Elise is a dear colleague. She has been teaching (only) for two years (English and ESL courses) and is one of those teachers that make me want to push for some kind of merit system of pay and/or recognition. I could go on about Elise here but suffice to say – she is an absolutely brilliant teacher in many, many ways. Most of all, she respects and believes in kids she teaches.
During a conversation this afternoon, she told me a story how a student (often labelled by others as a ‘troublemaker’, ‘tough to teach’ … you know those, right?) challenged a poorly prepared and rude practicum teacher she had recently supervised. Here is the scene and the lines (abbreviated but the gist is there):
Chaos approaching. Students getting restless, loud, annoyed, bored and totally off-task. The prac teacher snaps at ‘Frank’: “So you think YOU can teach this lesson then?”
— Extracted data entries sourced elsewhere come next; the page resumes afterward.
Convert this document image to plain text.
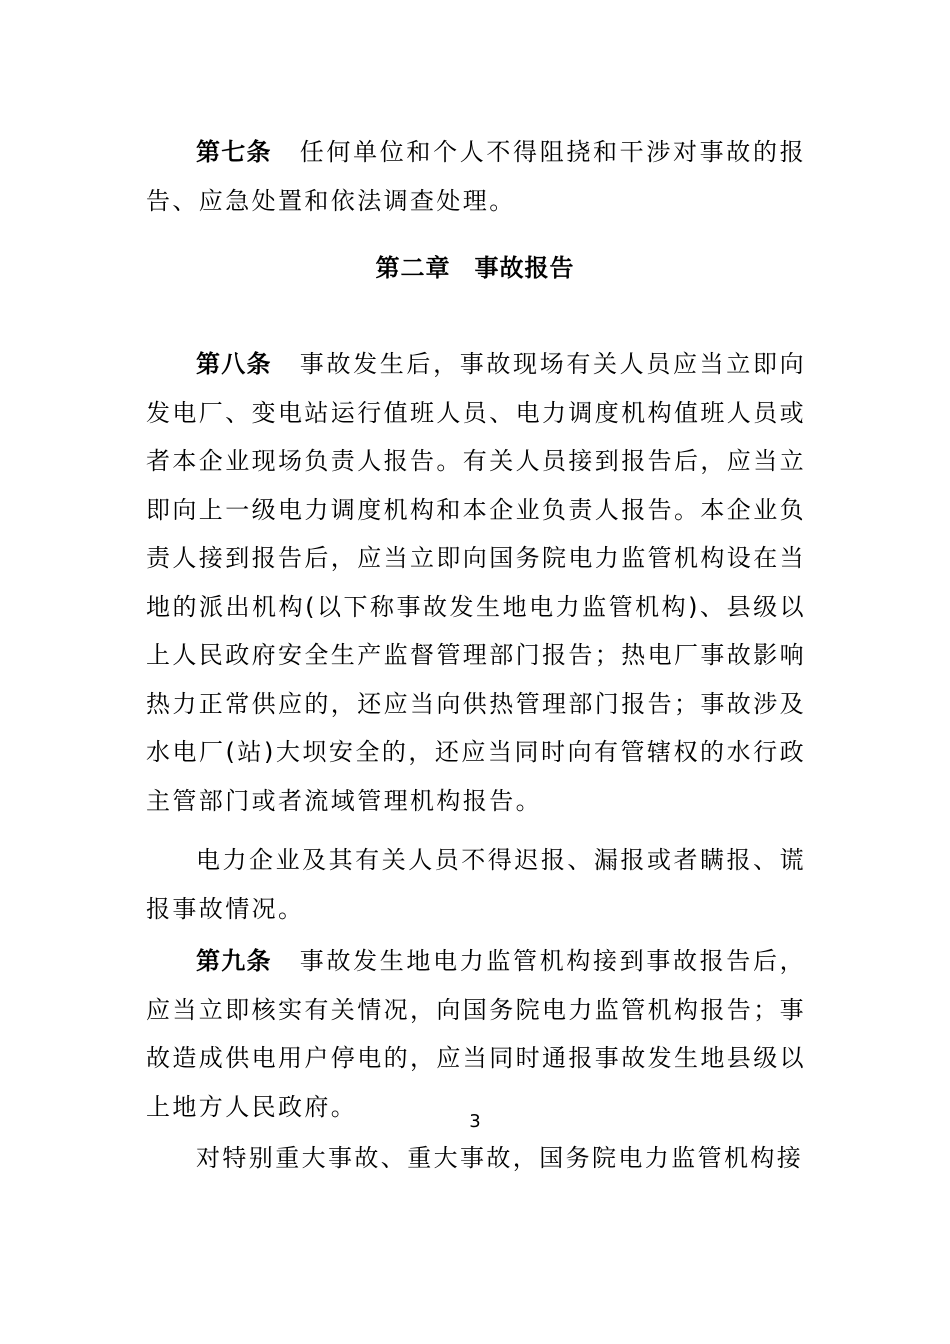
第七条 任何单位和个人不得阻挠和干涉对事故的报告、应急处置和依法调查处理。

第二章 事故报告

第八条 事故发生后，事故现场有关人员应当立即向发电厂、变电站运行值班人员、电力调度机构值班人员或者本企业现场负责人报告。有关人员接到报告后，应当立即向上一级电力调度机构和本企业负责人报告。本企业负责人接到报告后，应当立即向国务院电力监管机构设在当地的派出机构(以下称事故发生地电力监管机构)、县级以上人民政府安全生产监督管理部门报告；热电厂事故影响热力正常供应的，还应当向供热管理部门报告；事故涉及水电厂(站)大坝安全的，还应当同时向有管辖权的水行政主管部门或者流域管理机构报告。

电力企业及其有关人员不得迟报、漏报或者瞒报、谎报事故情况。

第九条 事故发生地电力监管机构接到事故报告后，应当立即核实有关情况，向国务院电力监管机构报告；事故造成供电用户停电的，应当同时通报事故发生地县级以上地方人民政府。

3

对特别重大事故、重大事故，国务院电力监管机构接
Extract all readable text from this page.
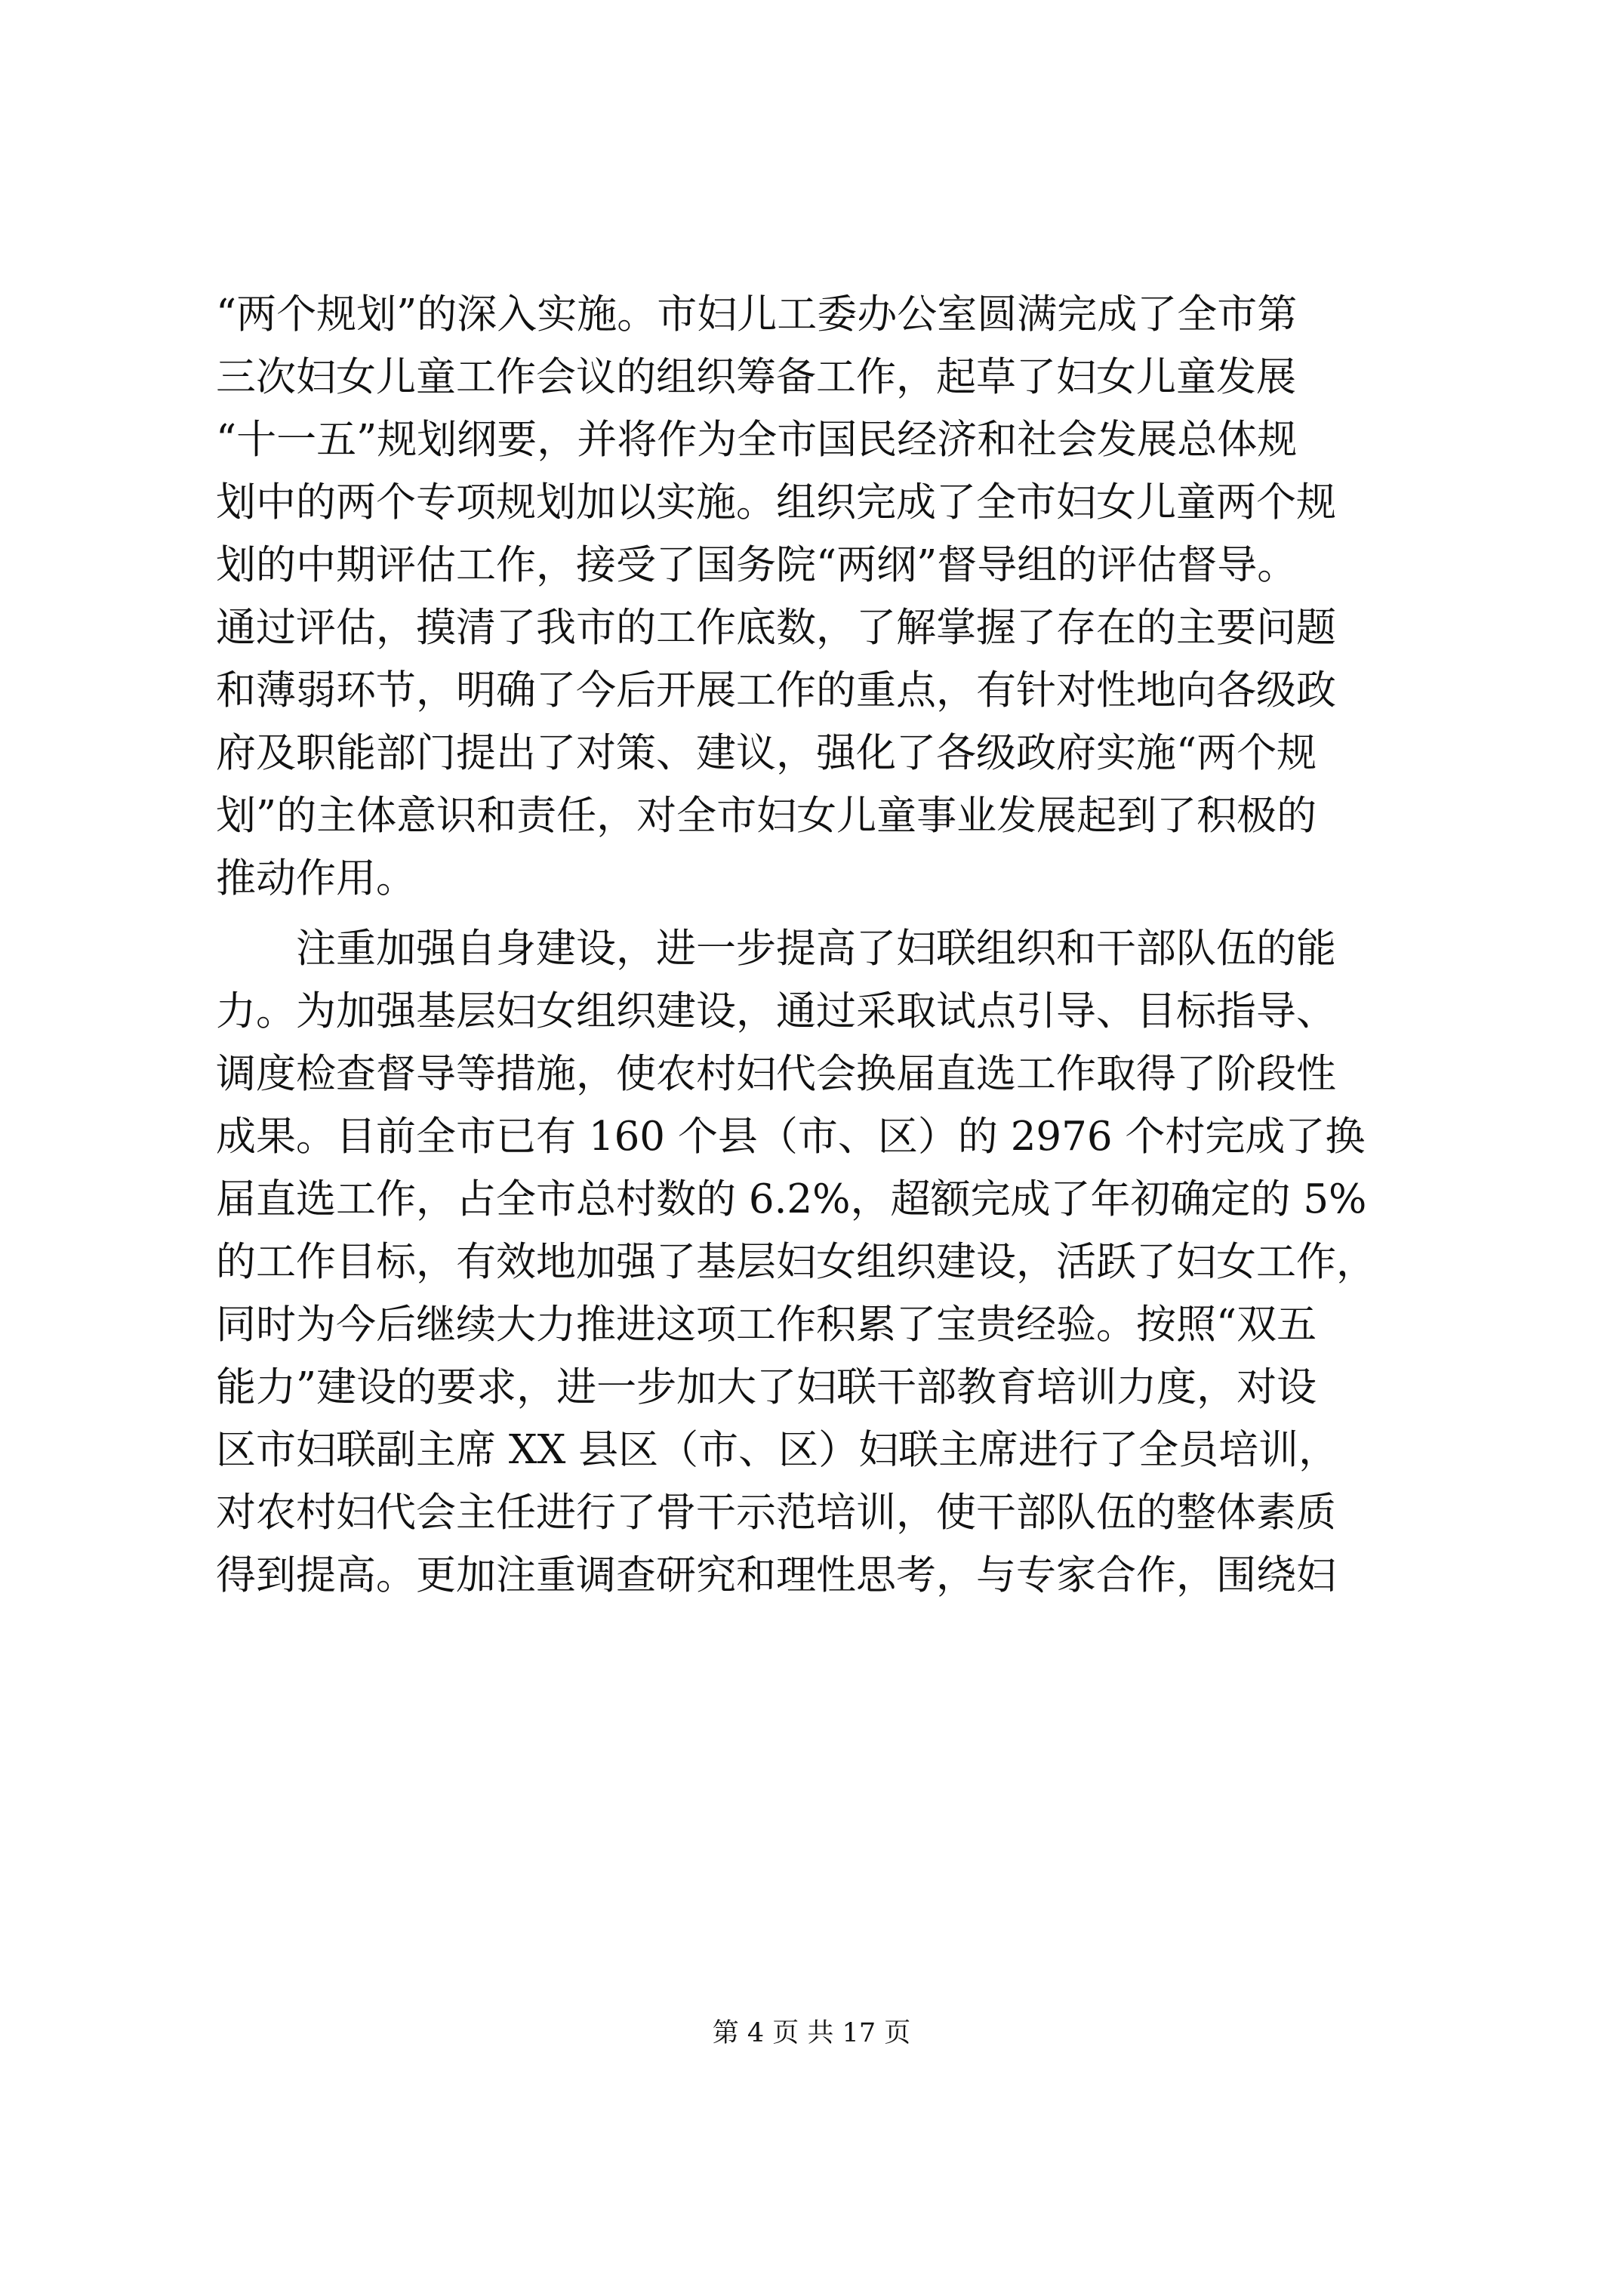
“两个规划”的深入实施。市妇儿工委办公室圆满完成了全市第
三次妇女儿童工作会议的组织筹备工作，起草了妇女儿童发展
“十一五”规划纲要，并将作为全市国民经济和社会发展总体规
划中的两个专项规划加以实施。组织完成了全市妇女儿童两个规
划的中期评估工作，接受了国务院“两纲”督导组的评估督导。
通过评估，摸清了我市的工作底数，了解掌握了存在的主要问题
和薄弱环节，明确了今后开展工作的重点，有针对性地向各级政
府及职能部门提出了对策、建议，强化了各级政府实施“两个规
划”的主体意识和责任，对全市妇女儿童事业发展起到了积极的
推动作用。
注重加强自身建设，进一步提高了妇联组织和干部队伍的能
力。为加强基层妇女组织建设，通过采取试点引导、目标指导、
调度检查督导等措施，使农村妇代会换届直选工作取得了阶段性
成果。目前全市已有 160 个县（市、区）的 2976 个村完成了换
届直选工作，占全市总村数的 6.2%，超额完成了年初确定的 5%
的工作目标，有效地加强了基层妇女组织建设，活跃了妇女工作，
同时为今后继续大力推进这项工作积累了宝贵经验。按照“双五
能力”建设的要求，进一步加大了妇联干部教育培训力度，对设
区市妇联副主席 XX 县区（市、区）妇联主席进行了全员培训，
对农村妇代会主任进行了骨干示范培训，使干部队伍的整体素质
得到提高。更加注重调查研究和理性思考，与专家合作，围绕妇
第 4 页 共 17 页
‘Frank’ calmly looks at her and says: “I can.”
He gets Elise’s permission (still in class as the supervising teacher), then proceeds to organise his classmates and teaches them how to use the Windows Moviemaker to tell a story they were working on in their English class. He gets kids working together, helping those who struggle, offering individual help here and there… By the end of the period, he has done an amazing job and, with Frank’s guidance and mutual help, all the kids in class simply ‘get it’!
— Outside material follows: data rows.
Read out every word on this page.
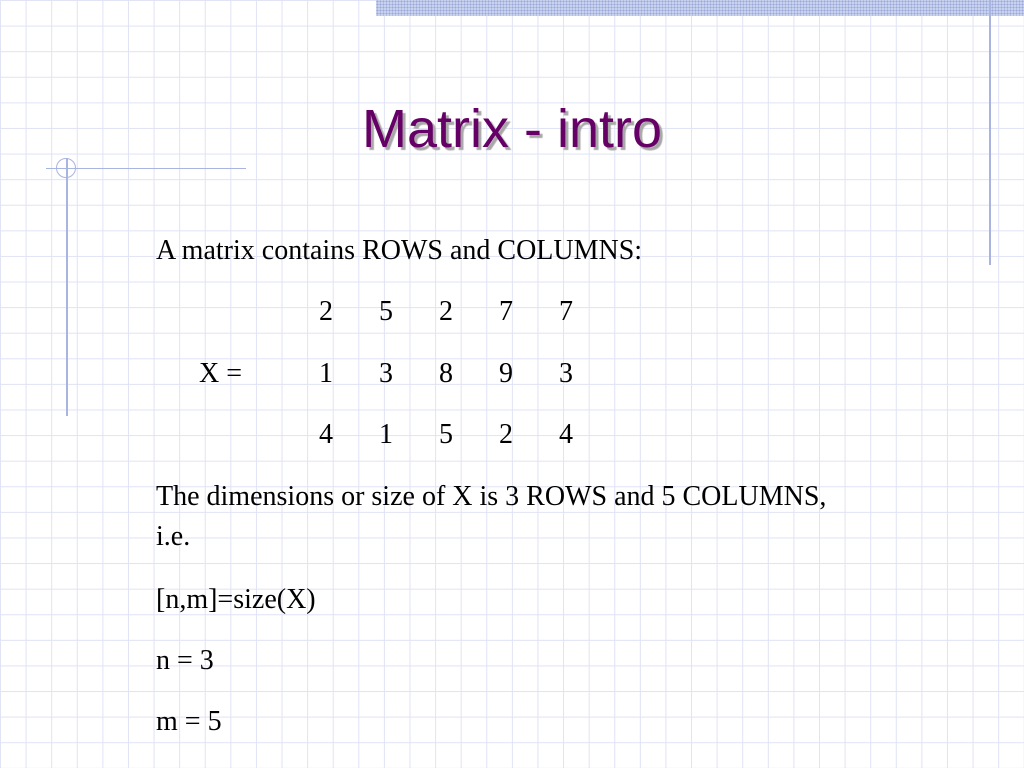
Matrix - intro

A matrix contains ROWS and COLUMNS:

X =
2 5 2 7 7
1 3 8 9 3
4 1 5 2 4

The dimensions or size of X is 3 ROWS and 5 COLUMNS, i.e.

[n,m]=size(X)

n = 3

m = 5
I tell the story for two reasons. First is to reinforce the message from my previous post (looks like that was a stirrer! ‘Grow a Moodle‘) that students love to teach, particularly the things they are good at. In this case, it was the use of technology.
The second reason is that vignettes like this reinforce the power and potential of education that Elise, myself and thousands of caring, thinking teachers around the world are getting louder and louder about. In this sort of education, everyone is a teacher, everyone is a learner. We lead, but we don’t limit kids in our class to what we know. Knowledge (and what constitutes it, what is ‘good’, ‘right’, ‘useful’ knowledge) is shared. As a result, power is shared. We recognise that ‘teacher’ can be a mere label for someone with a teaching college card, grades book and a salary to take home.
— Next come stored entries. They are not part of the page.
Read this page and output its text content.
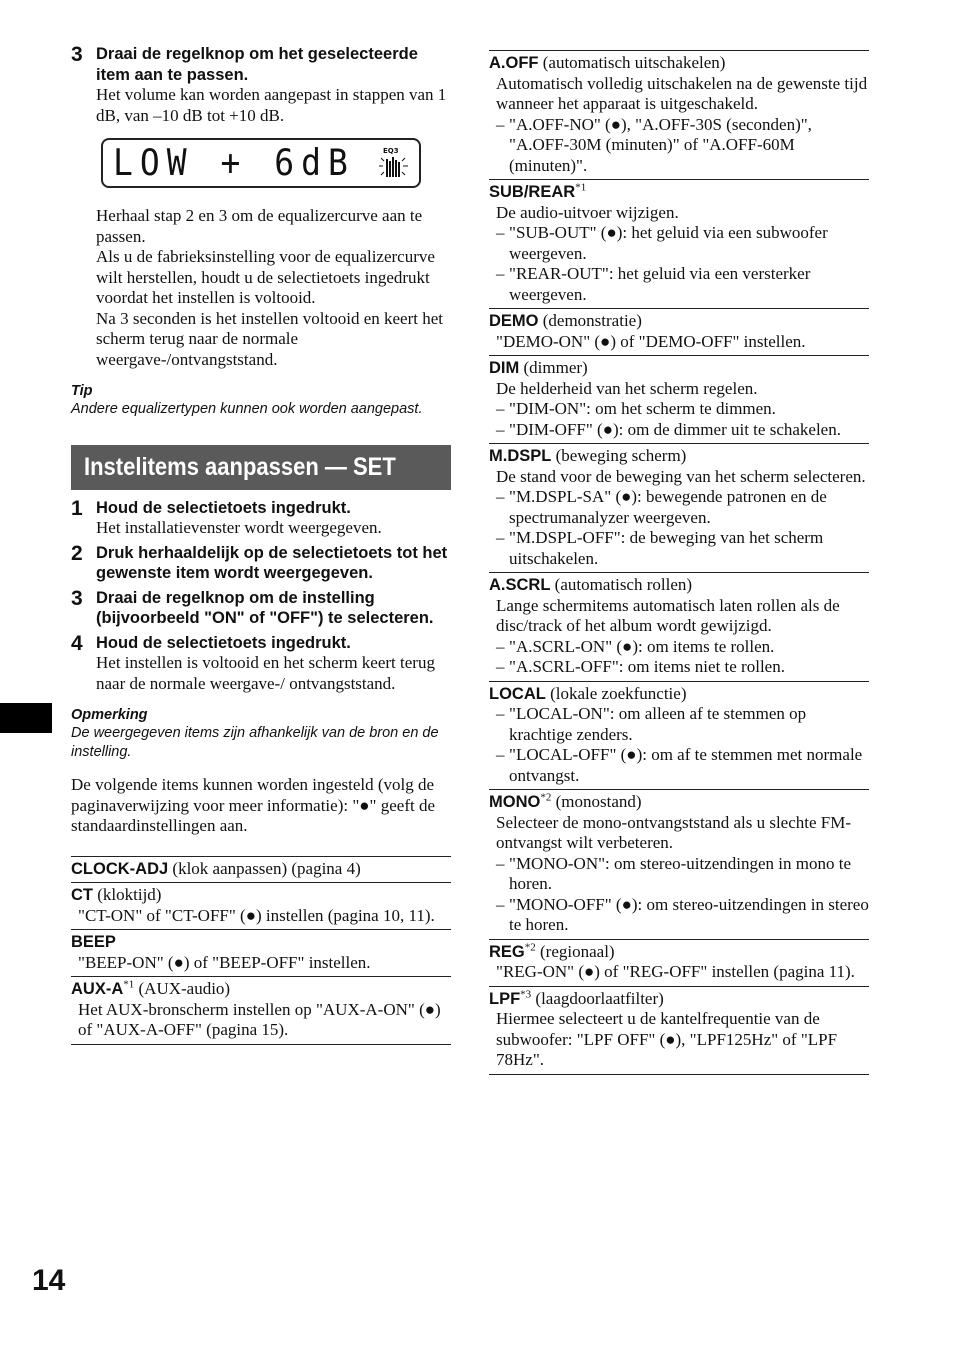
3 Draai de regelknop om het geselecteerde item aan te passen.
Het volume kan worden aangepast in stappen van 1 dB, van –10 dB tot +10 dB.
LOW + 6dB	EQ3
Herhaal stap 2 en 3 om de equalizercurve aan te passen.
Als u de fabrieksinstelling voor de equalizercurve wilt herstellen, houdt u de selectietoets ingedrukt voordat het instellen is voltooid.
Na 3 seconden is het instellen voltooid en keert het scherm terug naar de normale weergave-/ontvangststand.
Tip
Andere equalizertypen kunnen ook worden aangepast.
Instelitems aanpassen — SET
1 Houd de selectietoets ingedrukt.
Het installatievenster wordt weergegeven.
2 Druk herhaaldelijk op de selectietoets tot het gewenste item wordt weergegeven.
3 Draai de regelknop om de instelling (bijvoorbeeld "ON" of "OFF") te selecteren.
4 Houd de selectietoets ingedrukt.
Het instellen is voltooid en het scherm keert terug naar de normale weergave-/ ontvangststand.
Opmerking
De weergegeven items zijn afhankelijk van de bron en de instelling.
De volgende items kunnen worden ingesteld (volg de paginaverwijzing voor meer informatie): "●" geeft de standaardinstellingen aan.
CLOCK-ADJ (klok aanpassen) (pagina 4)
CT (kloktijd)
"CT-ON" of "CT-OFF" (●) instellen (pagina 10, 11).
BEEP
"BEEP-ON" (●) of "BEEP-OFF" instellen.
AUX-$A^{*1}$ (AUX-audio)
Het AUX-bronscherm instellen op "AUX-A-ON" (●) of "AUX-A-OFF" (pagina 15).
A.OFF (automatisch uitschakelen)
Automatisch volledig uitschakelen na de gewenste tijd wanneer het apparaat is uitgeschakeld.
– "A.OFF-NO" (●), "A.OFF-30S (seconden)", "A.OFF-30M (minuten)" of "A.OFF-60M (minuten)".
SUB/REAR$^{*1}$
De audio-uitvoer wijzigen.
– "SUB-OUT" (●): het geluid via een subwoofer weergeven.
– "REAR-OUT": het geluid via een versterker weergeven.
DEMO (demonstratie)
"DEMO-ON" (●) of "DEMO-OFF" instellen.
DIM (dimmer)
De helderheid van het scherm regelen.
– "DIM-ON": om het scherm te dimmen.
– "DIM-OFF" (●): om de dimmer uit te schakelen.
M.DSPL (beweging scherm)
De stand voor de beweging van het scherm selecteren.
– "M.DSPL-SA" (●): bewegende patronen en de spectrumanalyzer weergeven.
– "M.DSPL-OFF": de beweging van het scherm uitschakelen.
A.SCRL (automatisch rollen)
Lange schermitems automatisch laten rollen als de disc/track of het album wordt gewijzigd.
– "A.SCRL-ON" (●): om items te rollen.
– "A.SCRL-OFF": om items niet te rollen.
LOCAL (lokale zoekfunctie)
– "LOCAL-ON": om alleen af te stemmen op krachtige zenders.
– "LOCAL-OFF" (●): om af te stemmen met normale ontvangst.
MONO$^{*2}$ (monostand)
Selecteer de mono-ontvangststand als u slechte FM-ontvangst wilt verbeteren.
– "MONO-ON": om stereo-uitzendingen in mono te horen.
– "MONO-OFF" (●): om stereo-uitzendingen in stereo te horen.
REG$^{*2}$ (regionaal)
"REG-ON" (●) of "REG-OFF" instellen (pagina 11).
LPF$^{*3}$ (laagdoorlaatfilter)
Hiermee selecteert u de kantelfrequentie van de subwoofer: "LPF OFF" (●), "LPF125Hz" of "LPF 78Hz".
14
Yes, there are -isms aplenty out there to describe this. On the ground, this is some scary stuff for millions among us (professional) teachers yet it is strangely beautiful how it just works (here comes the plug… long live the rhizome 🙂 ).
As Elise and I chatted, we recognised some of the most influential ‘teachers’ in our lives were not professional teachers at all, not necessarily ‘schooled’ either (see Gladwell’s thoughts on how to recruit new teachers – very ‘selectively Gladwell’ but a fun read with some handy insights). What did they have in common – genuine care for us, low assumptions and high expectations.
Next time you are ‘stuck’ in class – consider asking for help. Who will you ask for help depends on who you believe in. And as a teacher of many years I know only too well what a brilliant set of BS detectors every single teenager in my class carries with them all the time.